The Ministry of Justice is seeking to find huge savings in its £9.6 billion annual budget. Mr Clarke will argue that Britain cannot afford to build more jails and should use the economic crisis to reform the criminal justice system.
He attacks the failings of penal policy over the past two decades, saying that locking up more and more offenders has not made the public feel any safer. “The consequence is that more and more offenders have been warehoused in outdated facilities, and we spend vast amounts of public money on prisons.” Mr Clarke will say there is no conclusive proof that im- prisoning more and more people has led to falls in some crimes.
In a scathing passage about the failure of prison to prevent criminals reoffending, he says: “Just banging up more and more people for longer without actively seeking to change them is what you would expect of Victorian England.”
The Justice Secretary also says he is surprised that the number of people in jail in England and Wales has doubled to more than 85,000 since he was Home Secretary in the early 1990s. “This is quite an astonishing number, which I would have dismissed as impossible if it had been put to me as a forecast in 1992,” he says.
He highlights that it now costs on average more to keep a criminal in jail for a year than to send a boy to Eton, yet reoffending rates by former prisoners remain stubbornly high.
“The taxpayer is providing keep and accommodation — albeit in grossly overcrowded conditions — at expensive hotel prices for 85,000 prisoners,” he says.
Prison, he argues, is necessary for many offenders, particularly “nasty people committing nasty offences”. But for others, imprisonment is a waste of taxpayers’ money.
“Too often prison has proved a costly and ineffectual approach that fails to turn criminals into law-abiding citizens,” Mr Clarke will say. “In our worst prisons, it produces tougher criminals.”
Signalling that he wants the courts to hand out fewer short-term sentences, Mr Clarke says that prison terms of under 12 months are ineffective. “It is virtually impossible to do anything productive with offenders on short sentences. And many of them end up losing the jobs, their homes and their families during their short time inside.”
Mr Clarke and his new team do not want the courts to hand out any sentences of less than three months.
The Ministry of Justice is carrying out a review of sentencing intended to at least stabilise the prison population — and to reduce it over the longer term.
Mr Clarke will say that the economic crisis presents an opportunity to reform the criminal justice system, with charities and the private sector involved in trying to stop reoffending by those serving under 12 months.
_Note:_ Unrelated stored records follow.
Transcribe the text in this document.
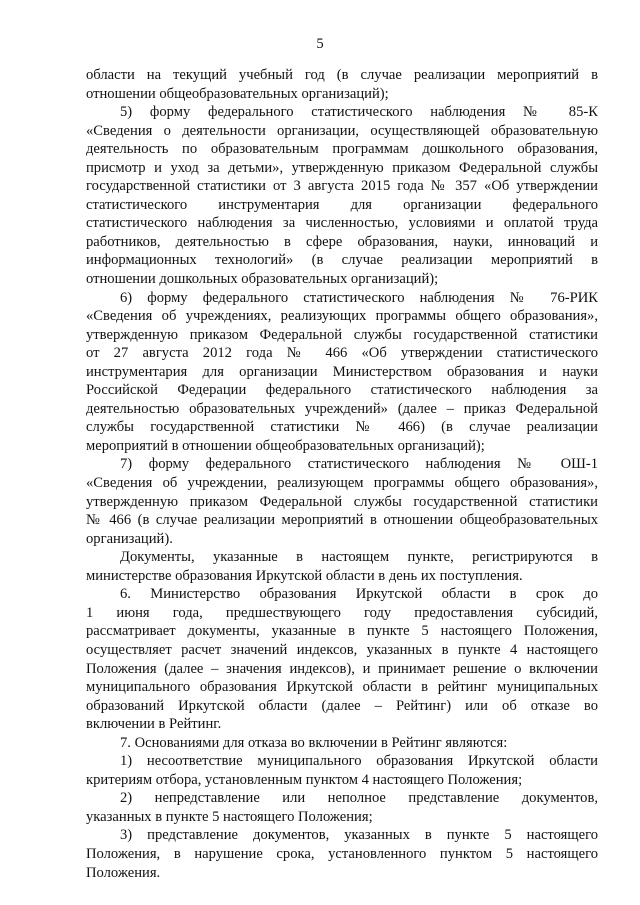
5
области на текущий учебный год (в случае реализации мероприятий в
отношении общеобразовательных организаций);
5) форму федерального статистического наблюдения № 85-К
«Сведения о деятельности организации, осуществляющей образовательную
деятельность по образовательным программам дошкольного образования,
присмотр и уход за детьми», утвержденную приказом Федеральной службы
государственной статистики от 3 августа 2015 года № 357 «Об утверждении
статистического инструментария для организации федерального
статистического наблюдения за численностью, условиями и оплатой труда
работников, деятельностью в сфере образования, науки, инноваций и
информационных технологий» (в случае реализации мероприятий в
отношении дошкольных образовательных организаций);
6) форму федерального статистического наблюдения № 76-РИК
«Сведения об учреждениях, реализующих программы общего образования»,
утвержденную приказом Федеральной службы государственной статистики
от 27 августа 2012 года № 466 «Об утверждении статистического
инструментария для организации Министерством образования и науки
Российской Федерации федерального статистического наблюдения за
деятельностью образовательных учреждений» (далее – приказ Федеральной
службы государственной статистики № 466) (в случае реализации
мероприятий в отношении общеобразовательных организаций);
7) форму федерального статистического наблюдения № ОШ-1
«Сведения об учреждении, реализующем программы общего образования»,
утвержденную приказом Федеральной службы государственной статистики
№ 466 (в случае реализации мероприятий в отношении общеобразовательных
организаций).
Документы, указанные в настоящем пункте, регистрируются в
министерстве образования Иркутской области в день их поступления.
6. Министерство образования Иркутской области в срок до
1 июня года, предшествующего году предоставления субсидий,
рассматривает документы, указанные в пункте 5 настоящего Положения,
осуществляет расчет значений индексов, указанных в пункте 4 настоящего
Положения (далее – значения индексов), и принимает решение о включении
муниципального образования Иркутской области в рейтинг муниципальных
образований Иркутской области (далее – Рейтинг) или об отказе во
включении в Рейтинг.
7. Основаниями для отказа во включении в Рейтинг являются:
1) несоответствие муниципального образования Иркутской области
критериям отбора, установленным пунктом 4 настоящего Положения;
2) непредставление или неполное представление документов,
указанных в пункте 5 настоящего Положения;
3) представление документов, указанных в пункте 5 настоящего
Положения, в нарушение срока, установленного пунктом 5 настоящего
Положения.
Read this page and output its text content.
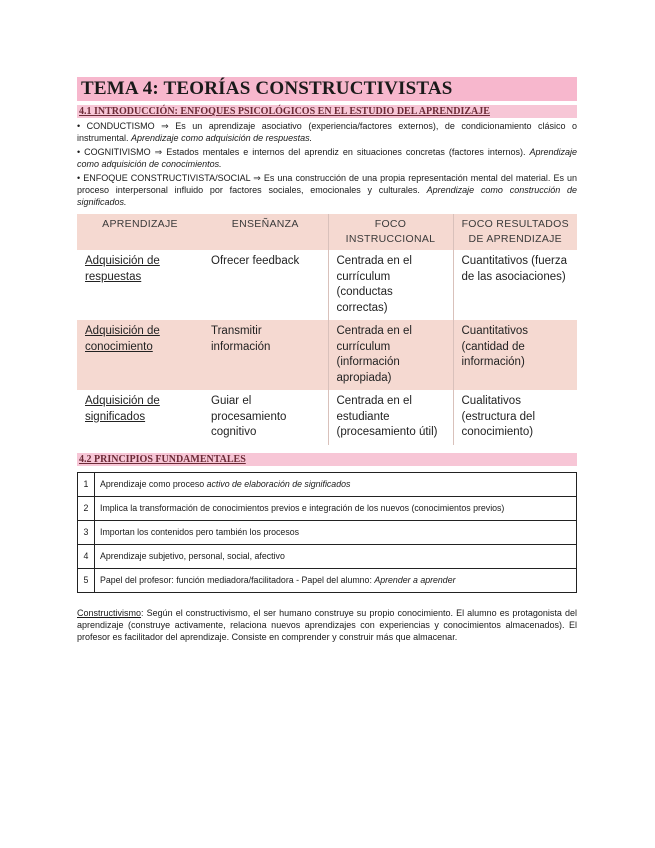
TEMA 4: TEORÍAS CONSTRUCTIVISTAS
4.1 INTRODUCCIÓN: ENFOQUES PSICOLÓGICOS EN EL ESTUDIO DEL APRENDIZAJE

• CONDUCTISMO ⇒ Es un aprendizaje asociativo (experiencia/factores externos), de condicionamiento clásico o instrumental. Aprendizaje como adquisición de respuestas.

• COGNITIVISMO ⇒ Estados mentales e internos del aprendiz en situaciones concretas (factores internos). Aprendizaje como adquisición de conocimientos.

• ENFOQUE CONSTRUCTIVISTA/SOCIAL ⇒ Es una construcción de una propia representación mental del material. Es un proceso interpersonal influido por factores sociales, emocionales y culturales. Aprendizaje como construcción de significados.

APRENDIZAJE	ENSEÑANZA	FOCO INSTRUCCIONAL	FOCO RESULTADOS DE APRENDIZAJE
Adquisición de respuestas	Ofrecer feedback	Centrada en el currículum (conductas correctas)	Cuantitativos (fuerza de las asociaciones)
Adquisición de conocimiento	Transmitir información	Centrada en el currículum (información apropiada)	Cuantitativos (cantidad de información)
Adquisición de significados	Guiar el procesamiento cognitivo	Centrada en el estudiante (procesamiento útil)	Cualitativos (estructura del conocimiento)
4.2 PRINCIPIOS FUNDAMENTALES
1	Aprendizaje como proceso activo de elaboración de significados
2	Implica la transformación de conocimientos previos e integración de los nuevos (conocimientos previos)
3	Importan los contenidos pero también los procesos
4	Aprendizaje subjetivo, personal, social, afectivo
5	Papel del profesor: función mediadora/facilitadora - Papel del alumno: Aprender a aprender

Constructivismo: Según el constructivismo, el ser humano construye su propio conocimiento. El alumno es protagonista del aprendizaje (construye activamente, relaciona nuevos aprendizajes con experiencias y conocimientos almacenados). El profesor es facilitador del aprendizaje. Consiste en comprender y construir más que almacenar.
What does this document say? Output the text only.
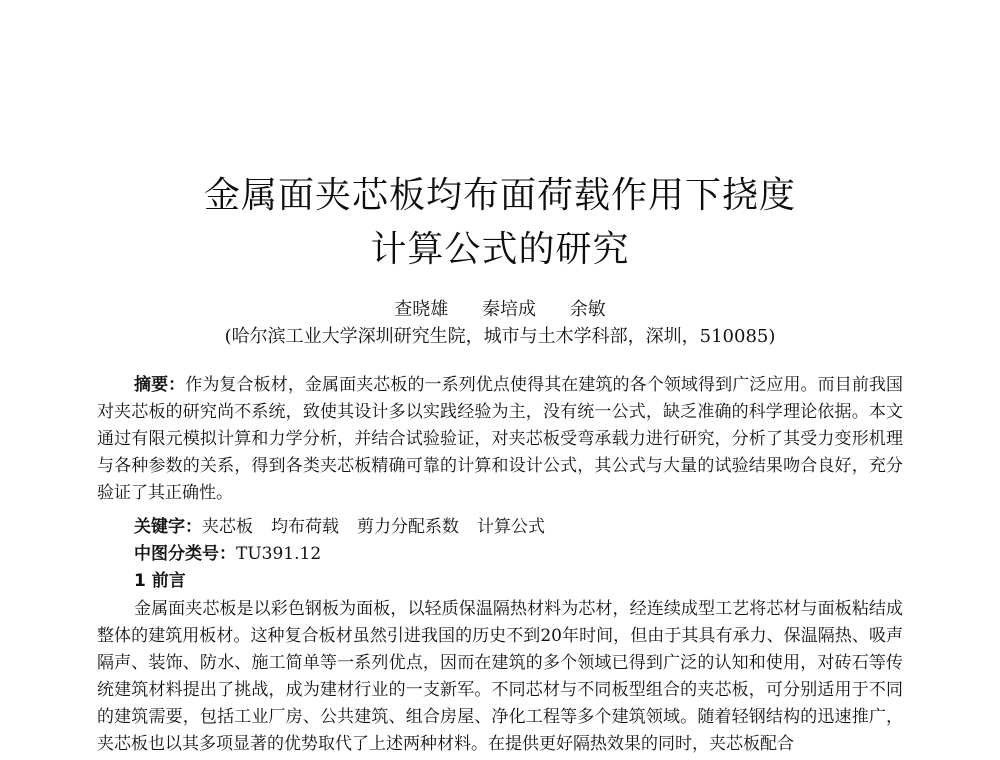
金属面夹芯板均布面荷载作用下挠度
计算公式的研究
查晓雄 秦培成 余敏
(哈尔滨工业大学深圳研究生院，城市与土木学科部，深圳，510085)

摘要：作为复合板材，金属面夹芯板的一系列优点使得其在建筑的各个领域得到广泛应用。而目前我国对夹芯板的研究尚不系统，致使其设计多以实践经验为主，没有统一公式，缺乏准确的科学理论依据。本文通过有限元模拟计算和力学分析，并结合试验验证，对夹芯板受弯承载力进行研究，分析了其受力变形机理与各种参数的关系，得到各类夹芯板精确可靠的计算和设计公式，其公式与大量的试验结果吻合良好，充分验证了其正确性。

关键字：夹芯板 均布荷载 剪力分配系数 计算公式
中图分类号：TU391.12
1 前言

金属面夹芯板是以彩色钢板为面板，以轻质保温隔热材料为芯材，经连续成型工艺将芯材与面板粘结成整体的建筑用板材。这种复合板材虽然引进我国的历史不到20年时间，但由于其具有承力、保温隔热、吸声隔声、装饰、防水、施工简单等一系列优点，因而在建筑的多个领域已得到广泛的认知和使用，对砖石等传统建筑材料提出了挑战，成为建材行业的一支新军。不同芯材与不同板型组合的夹芯板，可分别适用于不同的建筑需要，包括工业厂房、公共建筑、组合房屋、净化工程等多个建筑领域。随着轻钢结构的迅速推广，夹芯板也以其多项显著的优势取代了上述两种材料。在提供更好隔热效果的同时，夹芯板配合
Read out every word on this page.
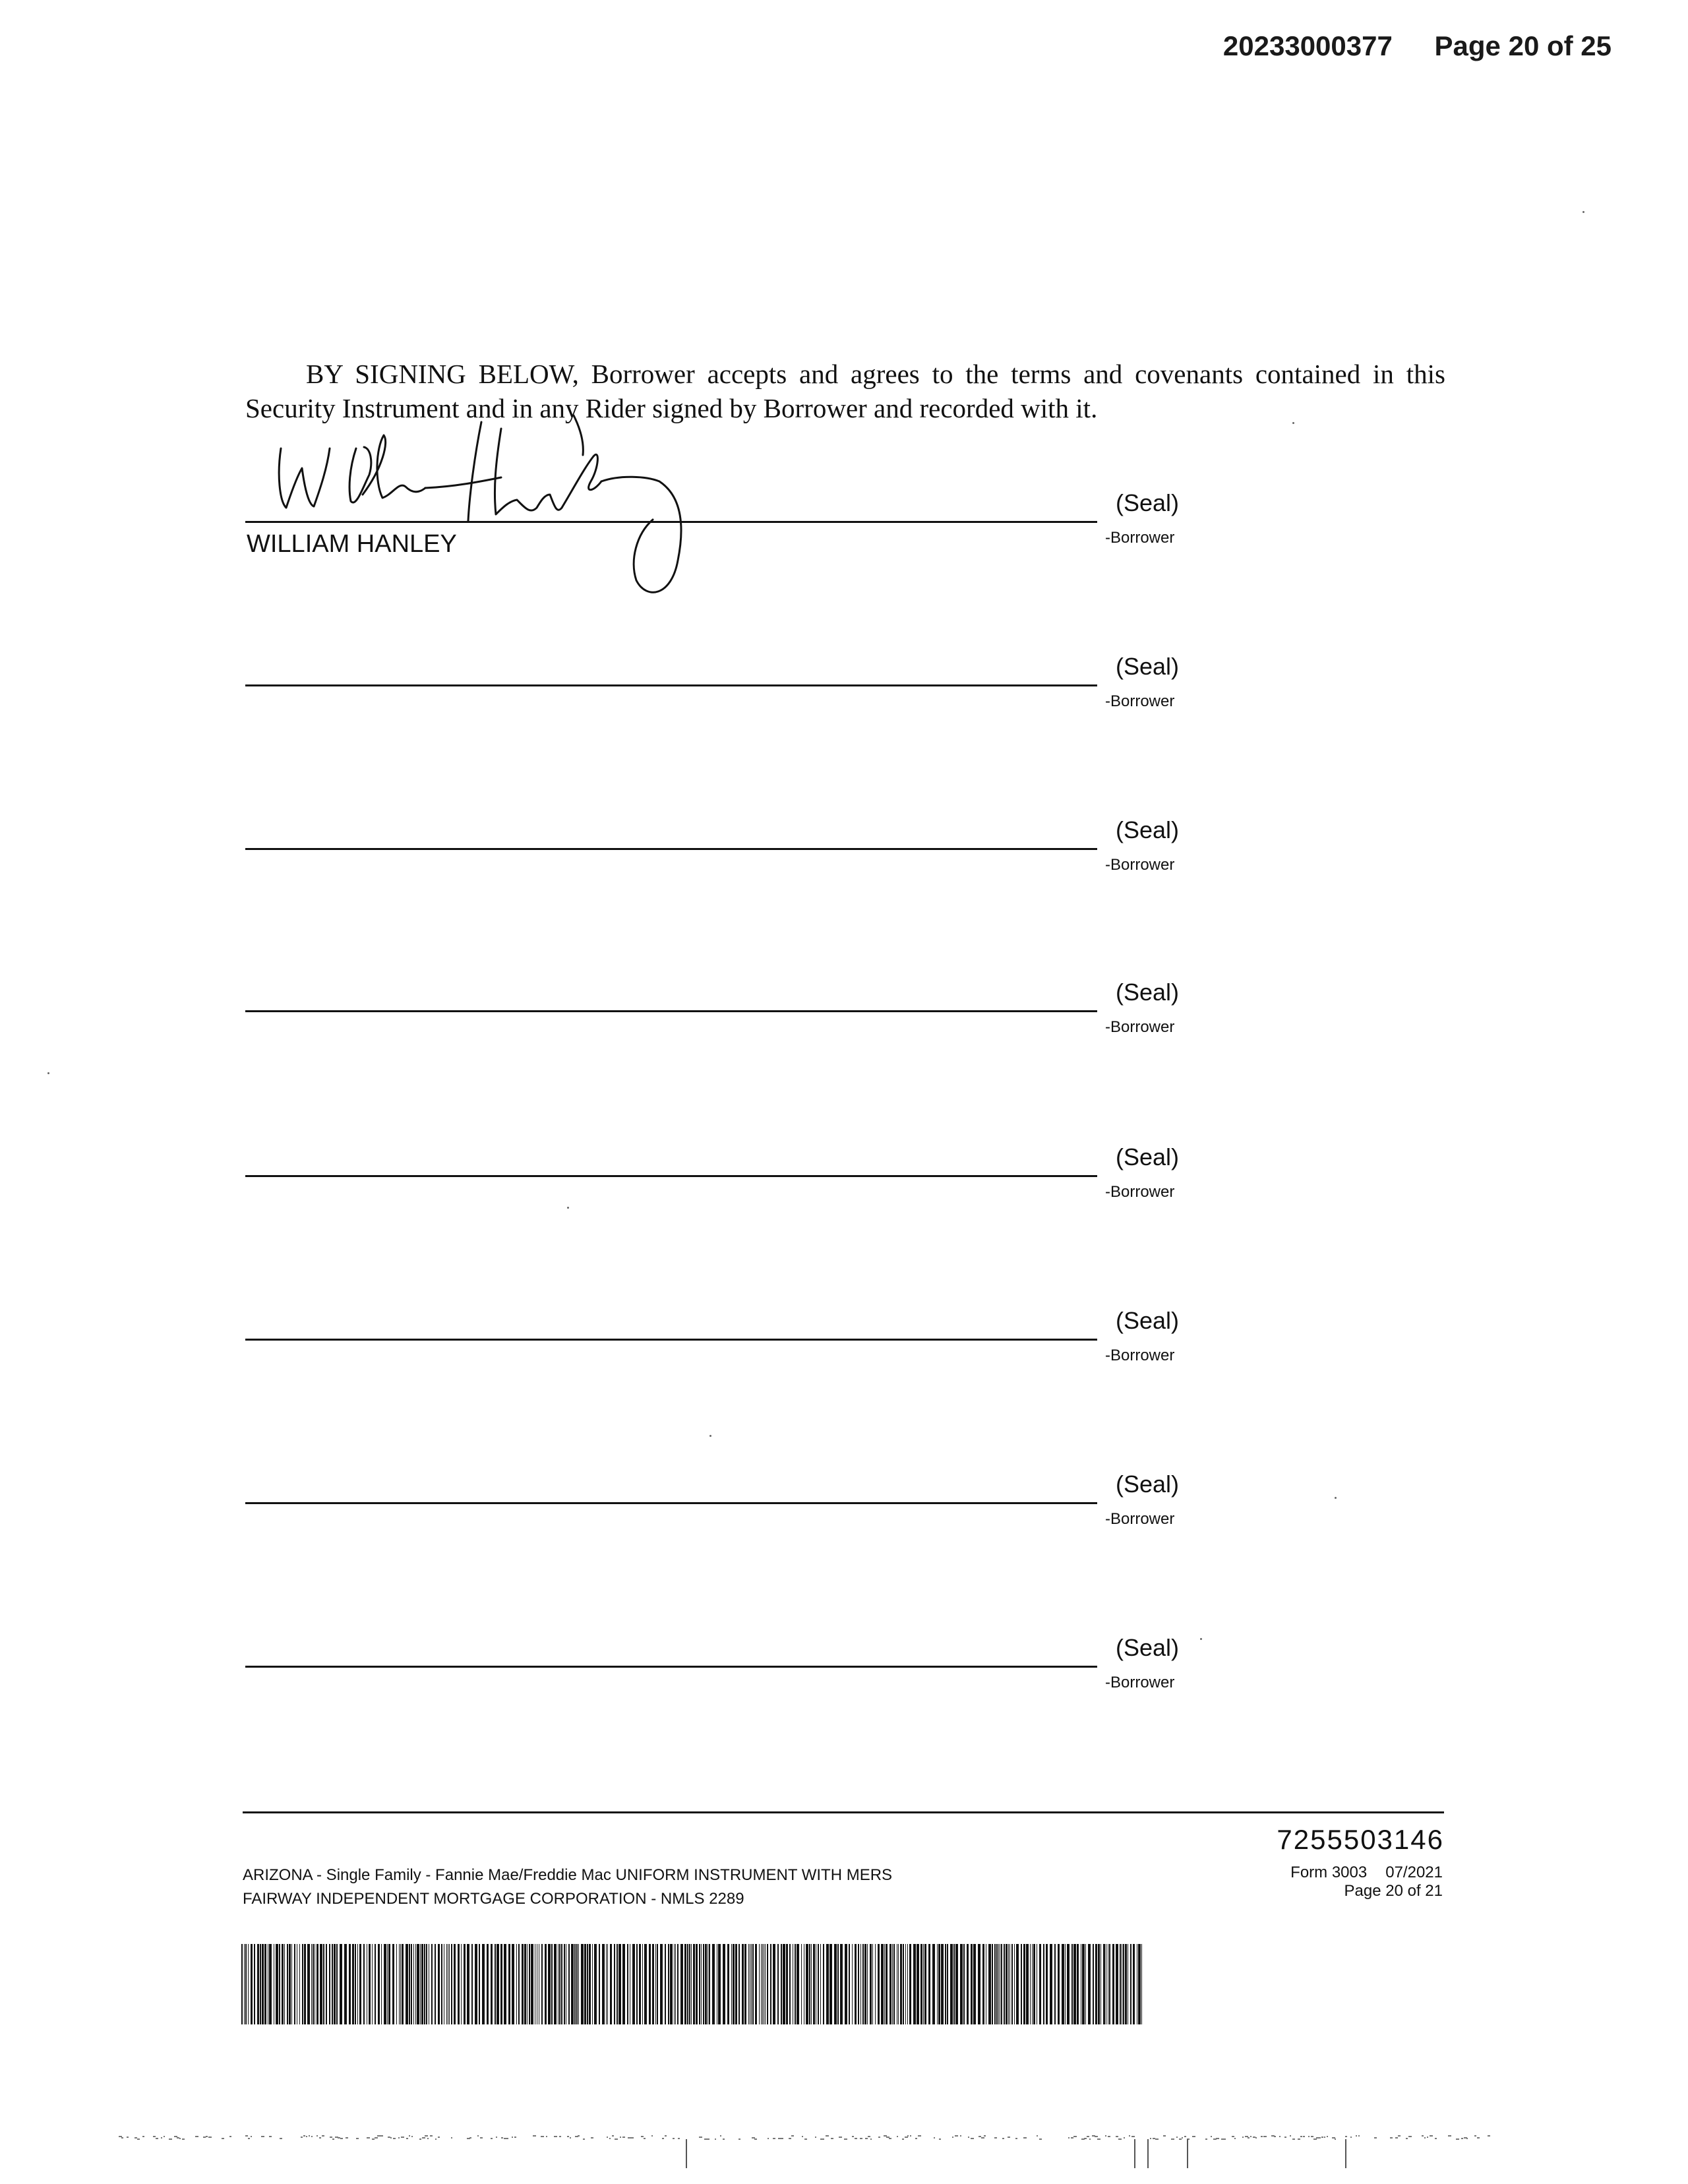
20233000377 Page 20 of 25

BY SIGNING BELOW, Borrower accepts and agrees to the terms and covenants contained in this Security Instrument and in any Rider signed by Borrower and recorded with it.

(Seal)
-Borrower
WILLIAM HANLEY
(Seal)
-Borrower
(Seal)
-Borrower
(Seal)
-Borrower
(Seal)
-Borrower
(Seal)
-Borrower
(Seal)
-Borrower
(Seal)
-Borrower
7255503146
ARIZONA - Single Family - Fannie Mae/Freddie Mac UNIFORM INSTRUMENT WITH MERS
FAIRWAY INDEPENDENT MORTGAGE CORPORATION - NMLS 2289
Form 3003 07/2021
Page 20 of 21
They would be paid by results, he will say.
He is under huge pressure to make savings from the £2.2 billion-a-year prisons budget and to curb the costs of Western Europe’s biggest jail building programme, intended to increase prison spaces to 96,000 by 2014.
Mr Clarke will identify legal aid as a target for savings, pointing out that England and Wales spend more than ten times as much as France on subsidising lawyers’ fees.
The prison population grew by 32,500, or 66 per cent, between 1995 and 2009. The imprisonment rate in England and Wales of 154 per 100,000 population compares with 96 in France and 88 in Germany. Forty-nine per cent of adults are reconvicted within a year of their release.